Savana’s US Small Caps Active ETF (ASX: SVNP) rose 3.74% in June 2026, underperforming the S&P Small Cap 600 benchmark by 7.69% despite a strong 11.43% rally in US small caps driven by valuation expansion and a stronger US dollar.
- SVNP returns 3.74% in June, underperforming benchmark by 7.69%
- S&P Small Cap 600 surges 11.43% in AUD, led by P/E multiple expansion
- US small caps rally 23.9% in H1 2026, led by Information Technology sector
- Valuation gap between small and large caps narrows but remains significant
- Savana employs multi-model investment approach to navigate market divergence
June Underperformance Amid Strong US Small Cap Surge
The Savana US Small Caps Active ETF (ASX:SVNP) posted a 3.74% gain in June 2026, yet notably lagged the S&P Small Cap 600 benchmark’s 11.43% jump in Australian dollar terms. This 7.69% underperformance was largely attributed to the Fund’s concentrated contrarian bets, particularly in the Automobile and IT Consulting sectors, which failed to keep pace with the broad market rally.
While the benchmark’s surge was fuelled by a combination of expanding price-to-earnings multiples and a 4.5% appreciation in the US dollar against the Australian dollar, Savana’s high-conviction, anti-momentum strategy meant the Fund did not fully ride this wave. The manager emphasises that such short-term divergence is an expected feature of its approach, which prioritises long-term return potential over chasing momentum-driven gains.
US Small Caps Rally Driven by Expectations, Not Earnings
The broader US small-cap market has been on a tear, with the S&P Small Cap 600 Total Return Index climbing 23.9% in US dollar terms during the first half of 2026. This outpaced the S&P 500’s 10.2% gain and dwarfed the modest 2.4% rise of Australia’s S&P/ASX 200. The rally has been remarkably broad-based, with all eleven GICS sectors delivering double-digit returns.
Information Technology led the charge, soaring 63% and buoyed by companies benefiting from the AI hardware investment boom.
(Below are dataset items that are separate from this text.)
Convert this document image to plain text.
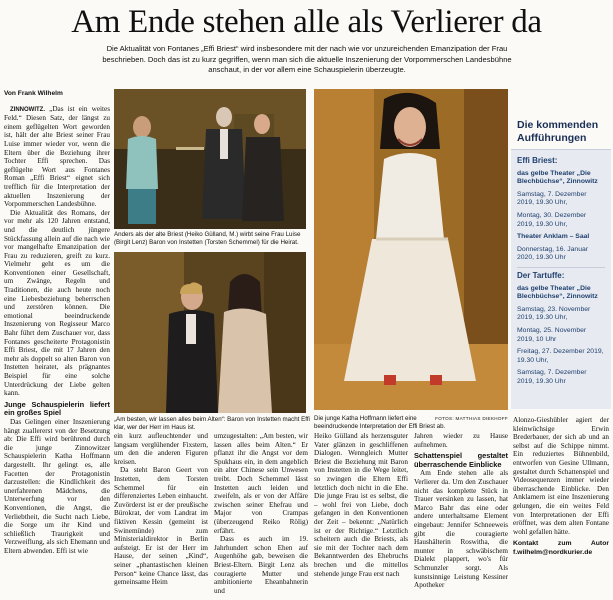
Am Ende stehen alle als Verlierer da

Die Aktualität von Fontanes „Effi Briest“ wird insbesondere mit der nach wie vor unzureichenden Emanzipation der Frau beschrieben. Doch das ist zu kurz gegriffen, wenn man sich die aktuelle Inszenierung der Vorpommerschen Landesbühne anschaut, in der vor allem eine Schauspielerin überzeugte.

Von Frank Wilhelm

ZINNOWITZ. „Das ist ein weites Feld.“ Diesen Satz, der längst zu einem geflügelten Wort geworden ist, hält der alte Briest seiner Frau Luise immer wieder vor, wenn die Eltern über die Beziehung ihrer Tochter Effi sprechen. Das geflügelte Wort aus Fontanes Roman „Effi Briest“ eignet sich trefflich für die Interpretation der aktuellen Inszenierung der Vorpommerschen Landesbühne.

Die Aktualität des Romans, der vor mehr als 120 Jahren entstand, und die deutlich jüngere Stückfassung allein auf die nach wie vor mangelhafte Emanzipation der Frau zu reduzieren, greift zu kurz. Vielmehr geht es um die Konventionen einer Gesellschaft, um Zwänge, Regeln und Traditionen, die auch heute noch eine Liebesbeziehung beherrschen und zerstören können. Die emotional beeindruckende Inszenierung von Regisseur Marco Bahr führt dem Zuschauer vor, dass Fontanes gescheiterte Protagonistin Effi Briest, die mit 17 Jahren den mehr als doppelt so alten Baron von Instetten heiratet, als prägnantes Beispiel für eine solche Unterdrückung der Liebe gelten kann.

Junge Schauspielerin liefert ein großes Spiel

Das Gelingen einer Inszenierung hängt zuallererst von der Besetzung ab: Die Effi wird berührend durch die junge Zinnowitzer Schauspielerin Katha Hoffmann dargestellt. Ihr gelingt es, alle Facetten der Protagonistin darzustellen: die Kindlichkeit des unerfahrenen Mädchens, die Unterwerfung vor den Konventionen, die Angst, die Verliebtheit, die Sucht nach Liebe, die Sorge um ihr Kind und schließlich Traurigkeit und Verzweiflung, als sich Ehemann und Eltern abwenden. Effi ist wie

Anders als der alte Briest (Heiko Gülland, M.) wirbt seine Frau Luise (Birgit Lenz) Baron von Instetten (Torsten Schemmel) für die Heirat.
„Am besten, wir lassen alles beim Alten“: Baron von Instetten macht Effi klar, wer der Herr im Haus ist.
FOTOS: MATTHIAS DIEKHOFF
Die junge Katha Hoffmann liefert eine beeindruckende Interpretation der Effi Briest ab.

Die kommenden Aufführungen

Effi Briest:
das gelbe Theater „Die Blechbüchse“, Zinnowitz
Samstag, 7. Dezember 2019, 19.30 Uhr,
Montag, 30. Dezember 2019, 19.30 Uhr,
Theater Anklam – Saal
Donnerstag, 16. Januar 2020, 19.30 Uhr
Der Tartuffe:
das gelbe Theater „Die Blechbüchse“, Zinnowitz
Samstag, 23. November 2019, 19.30 Uhr,
Montag, 25. November 2019, 10 Uhr
Freitag, 27. Dezember 2019, 19.30 Uhr,
Samstag, 7. Dezember 2019, 19.30 Uhr

ein kurz aufleuchtender und langsam verglühender Fixstern, um den die anderen Figuren kreisen.

Da steht Baron Geert von Instetten, dem Torsten Schemmel für ein differenziertes Leben einhaucht. Zuvörderst ist er der preußische Bürokrat, der vom Landrat im fiktiven Kessin (gemeint ist Swinemünde) zum Ministerialdirektor in Berlin aufsteigt. Er ist der Herr im Hause, der seinen „Kind“, seiner „phantastischen kleinen Person“ keine Chance lässt, das gemeinsame Heim

umzugestalten: „Am besten, wir lassen alles beim Alten.“ Er pflanzt ihr die Angst vor dem Spukhaus ein, in dem angeblich ein alter Chinese sein Unwesen treibt. Doch Schemmel lässt Instetten auch leiden und zweifeln, als er von der Affäre zwischen seiner Ehefrau und Major von Crampas (überzeugend Reiko Rölig) erfährt.

Dass es auch im 19. Jahrhundert schon Ehen auf Augenhöhe gab, beweisen die Briest-Eltern. Birgit Lenz als couragierte Mutter und ambitionierte Eheanbahnerin und

Heiko Gülland als herzensguter Vater glänzen in geschliffenen Dialogen. Wenngleich Mutter Briest die Beziehung mit Baron von Instetten in die Wege leitet, so zwingen die Eltern Effi letztlich doch nicht in die Ehe. Die junge Frau ist es selbst, die – wohl frei von Liebe, doch gefangen in den Konventionen der Zeit – bekennt: „Natürlich ist er der Richtige.“ Letztlich scheitern auch die Briests, als sie mit der Tochter nach dem Bekanntwerden des Ehebruchs brechen und die mittellos stehende junge Frau erst nach

Jahren wieder zu Hause aufnehmen.

Schattenspiel gestaltet überraschende Einblicke

Am Ende stehen alle als Verlierer da. Um den Zuschauer nicht das komplette Stück in Trauer versinken zu lassen, hat Marco Bahr das eine oder andere unterhaltsame Element eingebaut: Jennifer Schneeweis gibt die couragierte Haushälterin Roswitha, die munter in schwäbischem Dialekt plappert, wo's für Schmunzler sorgt. Als kunstsinnige Leistung Kessiner Apotheker

Alonzo-Gieshübler agiert der kleinwüchsige Erwin Brederbauer, der sich ab und an selbst auf die Schippe nimmt. Ein reduziertes Bühnenbild, entworfen von Gesine Ullmann, gestaltet durch Schattenspiel und Videosequenzen immer wieder überraschende Einblicke. Den Anklamern ist eine Inszenierung gelungen, die ein weites Feld von Interpretationen der Effi eröffnet, was dem alten Fontane wohl gefallen hätte.

Kontakt zum Autor f.wilhelm@nordkurier.de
Notable performers included MaxLinear (+635%), Ultra Clean Holdings (+463%), and Vishay Intertechnology (+274%). Despite these gains, the rally has been driven overwhelmingly by P/E multiple expansion rather than earnings growth, with the S&P Small Cap 600’s normalized price-to-earnings ratio rising 23.5% since the start of the year.
Valuation Gap Narrows but Opportunity Remains
Despite the rapid re-rating, US small caps still trade at a roughly 20% discount to large caps on a forward P/E basis, and about 8% below their 20-year historical average. This suggests the valuation gap that Savana has long highlighted remains wide enough to support further multiple expansion, provided earnings growth materialises.
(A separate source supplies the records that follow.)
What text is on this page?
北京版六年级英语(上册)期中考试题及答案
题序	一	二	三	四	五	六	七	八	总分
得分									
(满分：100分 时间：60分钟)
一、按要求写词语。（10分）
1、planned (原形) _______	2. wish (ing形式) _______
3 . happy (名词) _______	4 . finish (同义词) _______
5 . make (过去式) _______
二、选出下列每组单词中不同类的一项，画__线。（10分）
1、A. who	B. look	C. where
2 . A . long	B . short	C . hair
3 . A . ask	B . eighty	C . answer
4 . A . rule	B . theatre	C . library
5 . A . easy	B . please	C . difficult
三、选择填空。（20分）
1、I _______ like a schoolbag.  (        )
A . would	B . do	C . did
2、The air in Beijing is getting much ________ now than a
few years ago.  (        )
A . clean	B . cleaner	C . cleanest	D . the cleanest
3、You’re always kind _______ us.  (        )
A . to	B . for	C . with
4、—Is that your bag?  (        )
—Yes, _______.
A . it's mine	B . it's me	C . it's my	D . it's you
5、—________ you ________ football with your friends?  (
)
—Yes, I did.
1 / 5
Consensus estimates project earnings growth of approximately 18% for the S&P Small Cap 600 in both 2026 and 2027. Should these forecasts hold, the rally could gain a more durable footing beyond the current expectation-driven surge.
Monetary Policy Shifts Cast Shadow on Rally
Monetary policy remains a key swing factor. Early in 2026, markets priced a high probability of further rate cuts, but this has reversed sharply amid stronger economic growth and rising inflation pressures, partly driven by Middle East tensions. The Federal Reserve is now widely expected to raise rates, a shift that could test the resilience of small caps traditionally viewed as rate-sensitive.
Interestingly, the rally has persisted despite this tightening outlook, hinting at underlying strength in small-cap fundamentals. Nevertheless, any further tightening could pose a catalyst for a market pullback.
Savana’s Multi-Model Strategy Anchors Long-Term Potential
Savana underscores that its performance is driven by stock selection rather than market direction. Its distinctive approach combines a large ensemble of independent investment models, designed to reduce error and avoid the pitfalls of relying on any single perspective. This multi-model framework aims to capture genuine market inefficiencies, especially in less crowded segments where conventional wisdom is thin.
Drawing on insights from forecasting theory and the wisdom of crowds, Savana’s strategy embraces diversity of views to offset correlated errors. This disciplined process fosters concentrated positions based on robust, multi-faceted analysis rather than momentum chasing, explaining the Fund’s occasional divergence from benchmark moves.
Bottom Line?
Savana’s contrarian approach may lag in momentum-driven rallies but aims to capitalise on enduring valuation gaps and earnings growth in US small caps.
Questions in the middle?
- Will US small caps deliver the projected 18% earnings growth to justify current valuations?
- How will anticipated Federal Reserve rate hikes impact small-cap market momentum?
- Can Savana’s multi-model strategy sustain long-term outperformance amid evolving market dynamics?